Kurier spod Słupska podejrzany o molestowanie 14-latki. Sąd nie zgodził się na areszt

W Prokuraturze Rejonowej w Słupsku trwa śledztwo przeciwko 32-letniego pracownika firmy kurierskiej. Mężczyzna jest podejrzany o molestowanie 14-latki, której miał dostarczyć paczkę.

Jak podaje "Głos Pomorza", do zdarzenia doszło w ubiegłym tygodniu. 32-letni mieszkaniec okolic Słupska miał dostarczyć paczkę do mieszkania w jednej z miejscowości w powiecie słupskim. Przesyłka miała trafić do 14-latki.

Zobacz wideo Jechał prawie 250 km/h. Po zatrzymaniu był zaskoczony mocą radiowozu, który go dogonił

Z ustaleń śledczych wynika, że kurier wszedł do mieszkania i zaczął rozmawiać z dziewczyną. Lokalny dziennik podaje, że pytał ją m.in. o szkołę i wiek. Nie chciał opuścić jej mieszkania, miał złapać ją za pośladki. 

Słupsk. Kurier miał molestować 14-latkę

W pewnym momencie do 14-latki zadzwoniła koleżanka. Dziewczyna udawała, że rozmawia ze swoją matką. To miało sprawić, że kurier opuścił mieszkanie. - Wkrótce po zdarzeniu mężczyzna został zatrzymany i usłyszał zarzut dopuszczenia się innej czynności seksualnej wobec pokrzywdzonej poniżej 15 roku życia. Nie przyznał się do tego, że dotykał małoletnią - powiedziała "Głosowi Pomorza" Magdalena Gadoś, prokuratorka rejonowa w Słupsku.

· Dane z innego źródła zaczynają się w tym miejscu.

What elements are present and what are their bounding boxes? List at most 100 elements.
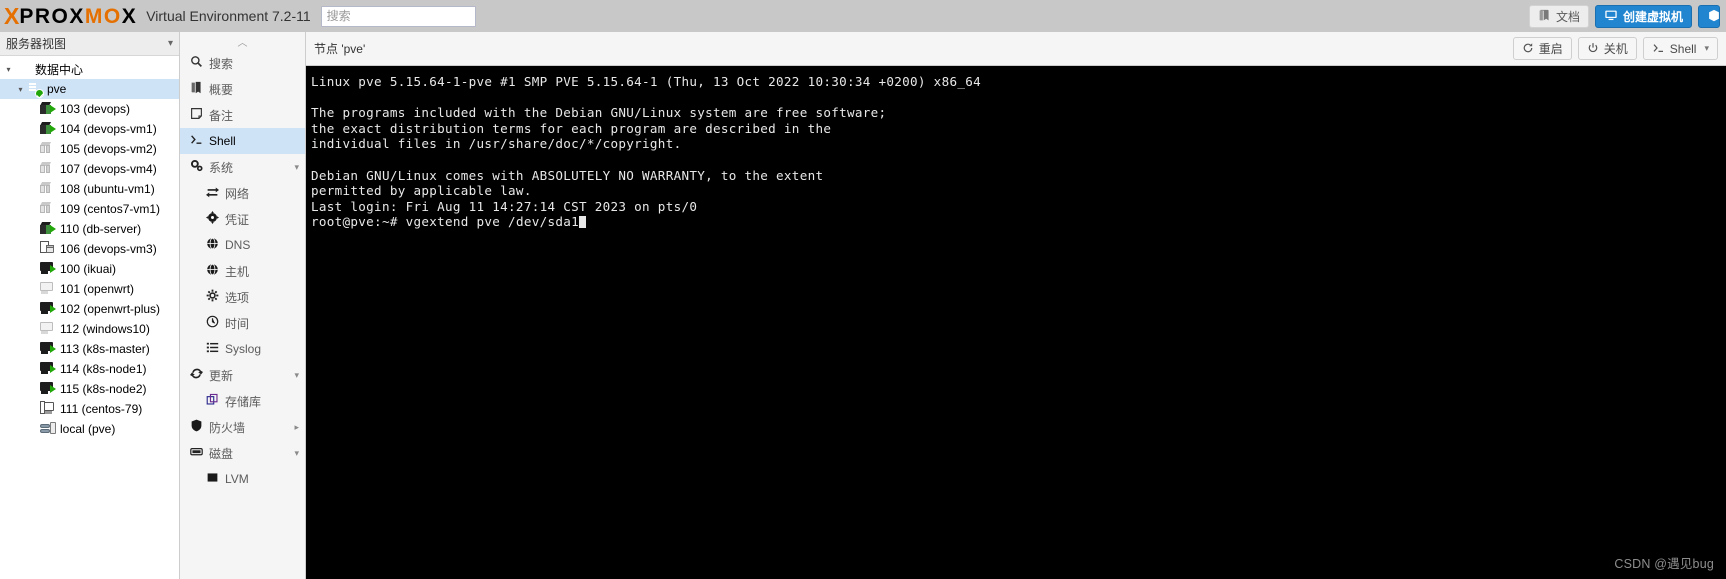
tree-item-label: 102 (openwrt-plus) xyxy=(60,302,161,316)
tree-item-label: 113 (k8s-master) xyxy=(60,342,150,356)
shutdown-button[interactable]: 关机 xyxy=(1577,37,1637,60)
vm-icon xyxy=(40,261,56,277)
nav-item-更新[interactable]: 更新 ▾ xyxy=(180,362,305,388)
create-vm-label: 创建虚拟机 xyxy=(1622,9,1683,24)
nav-item-label: 概要 xyxy=(209,82,234,97)
tree-item[interactable]: 100 (ikuai) xyxy=(0,259,179,279)
nav-item-系统[interactable]: 系统 ▾ xyxy=(180,154,305,180)
nav-item-lvm[interactable]: LVM xyxy=(180,466,305,492)
search-input[interactable] xyxy=(326,9,475,23)
tree-item-label: pve xyxy=(47,82,67,96)
nav-item-搜索[interactable]: 搜索 xyxy=(180,50,305,76)
tree-item[interactable]: 109 (centos7-vm1) xyxy=(0,199,179,219)
proxmox-x-icon: X xyxy=(4,2,19,29)
terminal-line: permitted by applicable law. xyxy=(311,183,532,199)
nav-item-存储库[interactable]: 存储库 xyxy=(180,388,305,414)
nav-item-防火墙[interactable]: 防火墙 ▸ xyxy=(180,414,305,440)
restart-button[interactable]: 重启 xyxy=(1512,37,1572,60)
tree-item-label: 104 (devops-vm1) xyxy=(60,122,157,136)
tree-item[interactable]: 101 (openwrt) xyxy=(0,279,179,299)
terminal-cursor xyxy=(579,216,586,229)
tree-item-label: 109 (centos7-vm1) xyxy=(60,202,161,216)
tree-item-label: 106 (devops-vm3) xyxy=(60,242,157,256)
tree-item[interactable]: 107 (devops-vm4) xyxy=(0,159,179,179)
tree-item[interactable]: local (pve) xyxy=(0,419,179,439)
resource-tree: ▾ 数据中心 ▾ pve 103 (devops) 104 (devops-vm1… xyxy=(0,56,179,579)
tree-item[interactable]: 106 (devops-vm3) xyxy=(0,239,179,259)
container-icon xyxy=(39,201,56,217)
documentation-label: 文档 xyxy=(1555,9,1580,24)
documentation-button[interactable]: 文档 xyxy=(1528,4,1589,28)
tree-item-label: 105 (devops-vm2) xyxy=(60,142,157,156)
proxmox-logo[interactable]: X PROXMOX xyxy=(4,0,137,32)
tree-item[interactable]: 110 (db-server) xyxy=(0,219,179,239)
view-selector[interactable]: 服务器视图 ▾ xyxy=(0,32,179,56)
tree-item[interactable]: 114 (k8s-node1) xyxy=(0,359,179,379)
terminal-output[interactable]: Linux pve 5.15.64-1-pve #1 SMP PVE 5.15.… xyxy=(306,66,1726,579)
firewall-icon xyxy=(188,419,204,435)
content-panel: 节点 'pve' 重启 关机 Shell ▾ Linux pve 5.15.64… xyxy=(306,32,1726,579)
nav-item-label: 主机 xyxy=(225,264,250,279)
breadcrumb: 节点 'pve' xyxy=(314,42,366,56)
tree-children: 103 (devops) 104 (devops-vm1) 105 (devops-… xyxy=(0,99,179,439)
tree-item-datacenter[interactable]: ▾ 数据中心 xyxy=(0,59,179,79)
nav-item-主机[interactable]: 主机 xyxy=(180,258,305,284)
create-ct-button[interactable] xyxy=(1698,4,1720,28)
tree-item[interactable]: 103 (devops) xyxy=(0,99,179,119)
tree-item-label: 114 (k8s-node1) xyxy=(60,362,147,376)
nav-item-凭证[interactable]: 凭证 xyxy=(180,206,305,232)
create-vm-button[interactable]: 创建虚拟机 xyxy=(1594,4,1692,28)
node-icon xyxy=(27,81,44,98)
container-icon xyxy=(1707,9,1719,24)
tree-item[interactable]: 108 (ubuntu-vm1) xyxy=(0,179,179,199)
terminal-line: Debian GNU/Linux comes with ABSOLUTELY N… xyxy=(311,167,824,183)
tree-item[interactable]: 105 (devops-vm2) xyxy=(0,139,179,159)
nav-item-dns[interactable]: DNS xyxy=(180,232,305,258)
product-name: Virtual Environment 7.2-11 xyxy=(146,8,311,24)
tree-item[interactable]: 111 (centos-79) xyxy=(0,399,179,419)
tree-item[interactable]: 113 (k8s-master) xyxy=(0,339,179,359)
nav-item-概要[interactable]: 概要 xyxy=(180,76,305,102)
tree-item-label: 107 (devops-vm4) xyxy=(60,162,157,176)
expander-icon[interactable]: ▾ xyxy=(2,65,15,74)
shell-button[interactable]: Shell ▾ xyxy=(1642,37,1718,60)
hosts-icon xyxy=(204,263,220,279)
proxmox-wordmark: PROXMOX xyxy=(19,4,138,28)
nav-item-label: 时间 xyxy=(225,316,250,331)
nav-item-网络[interactable]: 网络 xyxy=(180,180,305,206)
nav-collapse-toggle[interactable]: ︿ xyxy=(180,32,305,50)
container-icon xyxy=(39,121,56,137)
top-bar: X PROXMOX Virtual Environment 7.2-11 文档 … xyxy=(0,0,1726,32)
global-search-box[interactable] xyxy=(320,5,476,27)
updates-icon xyxy=(188,367,204,383)
nav-item-syslog[interactable]: Syslog xyxy=(180,336,305,362)
tree-item[interactable]: 102 (openwrt-plus) xyxy=(0,299,179,319)
system-icon xyxy=(188,159,204,175)
terminal-line: Linux pve 5.15.64-1-pve #1 SMP PVE 5.15.… xyxy=(311,74,981,89)
chevron-down-icon[interactable]: ▾ xyxy=(294,448,299,459)
tree-item-node-pve[interactable]: ▾ pve xyxy=(0,79,179,99)
shutdown-label: 关机 xyxy=(1603,42,1628,56)
tree-item[interactable]: 115 (k8s-node2) xyxy=(0,379,179,399)
nav-item-选项[interactable]: 选项 xyxy=(180,284,305,310)
tree-item[interactable]: 112 (windows10) xyxy=(0,319,179,339)
nav-item-shell[interactable]: Shell xyxy=(180,128,305,154)
storage-icon xyxy=(40,421,56,437)
expander-icon[interactable]: ▾ xyxy=(14,85,27,94)
chevron-down-icon[interactable]: ▾ xyxy=(1704,43,1709,54)
nav-item-磁盘[interactable]: 磁盘 ▾ xyxy=(180,440,305,466)
nav-item-label: 系统 xyxy=(209,160,234,175)
certificate-icon xyxy=(204,211,220,227)
shell-label: Shell xyxy=(1669,41,1697,56)
nav-item-备注[interactable]: 备注 xyxy=(180,102,305,128)
chevron-down-icon[interactable]: ▾ xyxy=(294,370,299,381)
tree-item[interactable]: 104 (devops-vm1) xyxy=(0,119,179,139)
chevron-down-icon[interactable]: ▾ xyxy=(294,162,299,173)
chevron-right-icon[interactable]: ▸ xyxy=(294,422,299,433)
terminal-line: the exact distribution terms for each pr… xyxy=(311,120,832,136)
nav-item-时间[interactable]: 时间 xyxy=(180,310,305,336)
vm-icon xyxy=(40,381,56,397)
power-icon xyxy=(1587,42,1599,56)
watermark: CSDN @遇见bug xyxy=(1614,557,1714,572)
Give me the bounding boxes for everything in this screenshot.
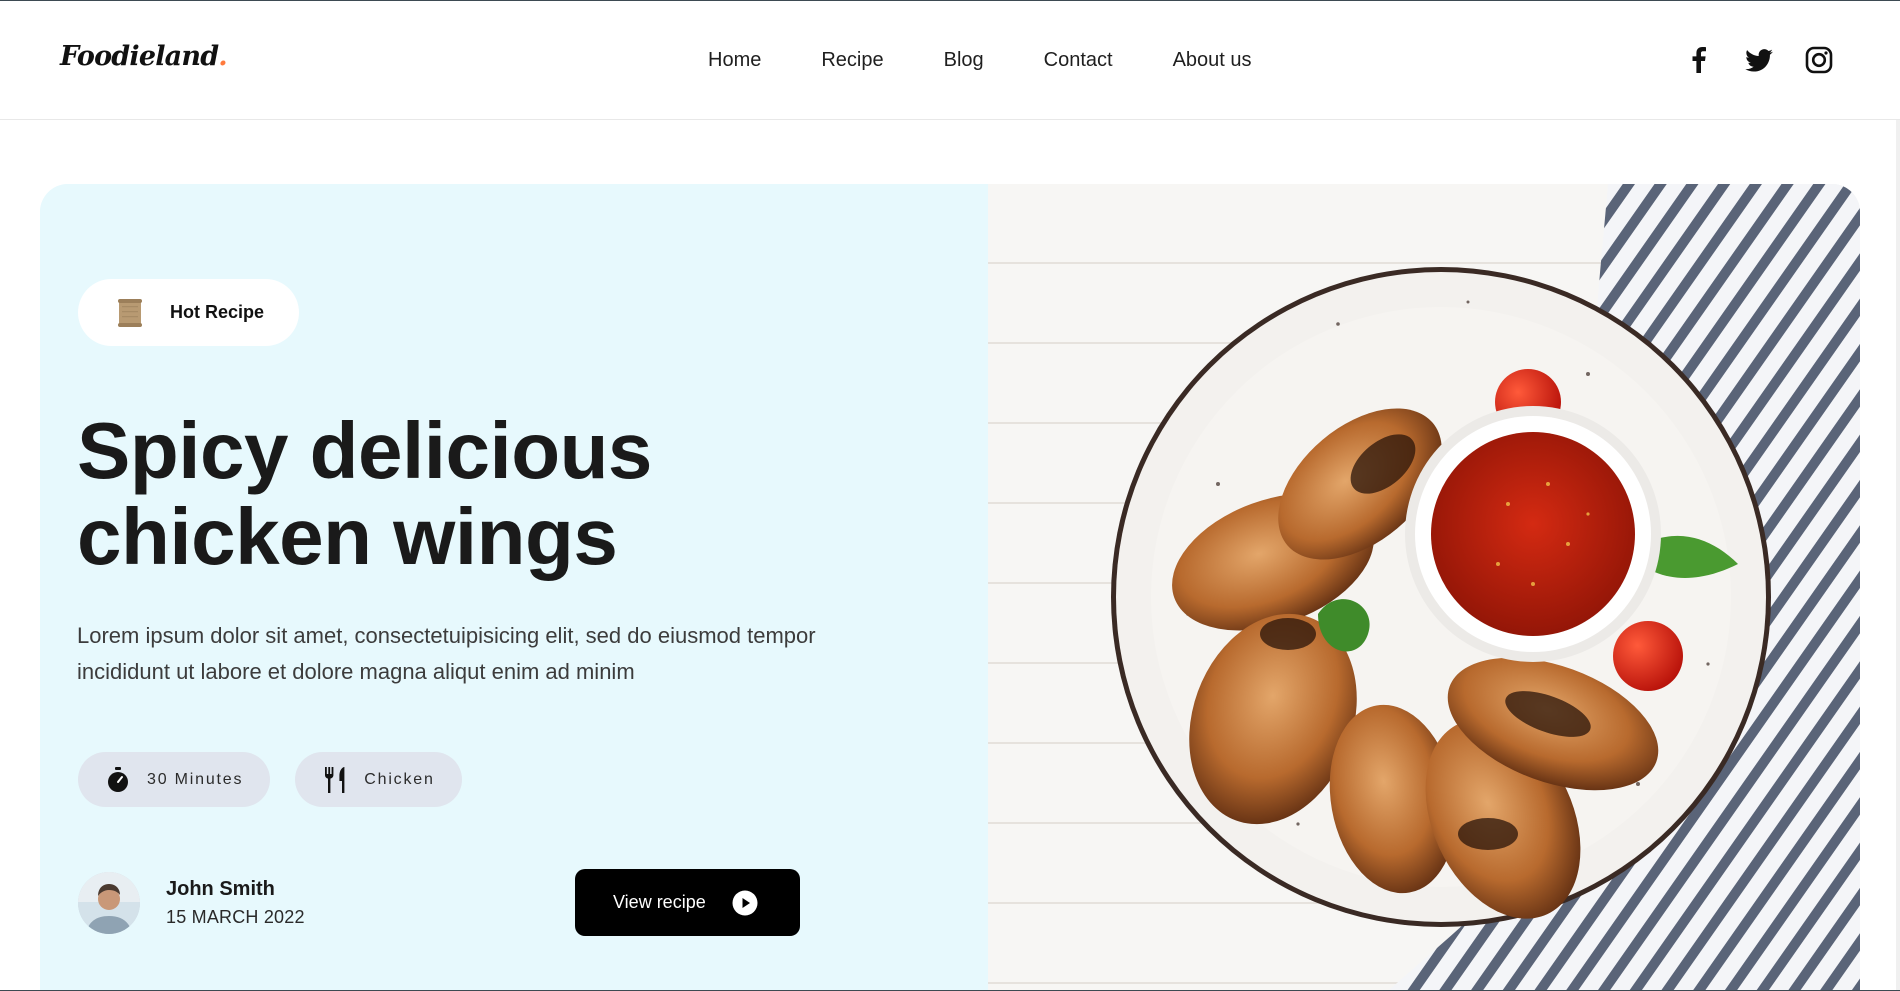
- nav-link-blog[interactable]: Blog: [944, 49, 984, 72]
- main-nav: Home Recipe Blog Contact About us: [708, 49, 1252, 72]
- author-date: 15 MARCH 2022: [166, 907, 305, 927]
- author-name: John Smith: [166, 878, 275, 900]
- twitter-icon[interactable]: [1744, 45, 1774, 75]
- hero-section: Hot Recipe Spicy delicious chicken wings…: [40, 184, 1860, 991]
- chicken-wings-photo: [988, 184, 1860, 991]
- fork-knife-icon: [322, 766, 348, 793]
- view-recipe-label: View recipe: [613, 892, 706, 912]
- scroll-icon: [118, 298, 142, 327]
- nav-link-recipe[interactable]: Recipe: [821, 49, 883, 72]
- chip-category-label: Chicken: [364, 770, 435, 788]
- hero-title: Spicy delicious chicken wings: [77, 406, 652, 581]
- logo-dot: .: [218, 41, 227, 72]
- timer-icon: [105, 766, 131, 793]
- chip-duration-label: 30 Minutes: [147, 770, 244, 788]
- hot-recipe-badge: Hot Recipe: [78, 279, 299, 346]
- nav-link-about-us[interactable]: About us: [1173, 49, 1252, 72]
- hero-content: Hot Recipe Spicy delicious chicken wings…: [40, 184, 988, 991]
- site-header: Foodieland. Home Recipe Blog Contact Abo…: [0, 1, 1900, 120]
- badge-label: Hot Recipe: [170, 302, 265, 322]
- hero-description: Lorem ipsum dolor sit amet, consectetuip…: [77, 623, 816, 684]
- chip-category: Chicken: [295, 752, 462, 807]
- site-logo[interactable]: Foodieland.: [60, 41, 228, 72]
- instagram-icon[interactable]: [1804, 45, 1834, 75]
- recipe-meta-chips: 30 Minutes Chicken: [78, 752, 487, 807]
- nav-link-home[interactable]: Home: [708, 49, 761, 72]
- social-links: [1684, 45, 1834, 75]
- facebook-icon[interactable]: [1684, 45, 1714, 75]
- nav-link-contact[interactable]: Contact: [1044, 49, 1113, 72]
- avatar: [78, 872, 140, 934]
- logo-text: Foodieland: [60, 41, 219, 72]
- page-scrollbar[interactable]: [1896, 120, 1900, 990]
- play-circle-icon: [732, 890, 758, 915]
- author-block: John Smith 15 MARCH 2022: [78, 872, 305, 934]
- chip-duration: 30 Minutes: [78, 752, 271, 807]
- author-text: John Smith 15 MARCH 2022: [166, 878, 305, 928]
- view-recipe-button[interactable]: View recipe: [575, 869, 800, 936]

Prokuratura zawnioskowała do sądu o tymczasowy areszt. Sąd się na to nie zgodził. - Po zapoznaniu się z uzasadnieniem decyzji sądu zdecydujemy o ewentualnym złożeniu w Sądzie Okręgowym w Słupsku zażalenia na nieuwzględnienie wniosku o tymczasowe aresztowanie - powiedziała prok. Gadoś.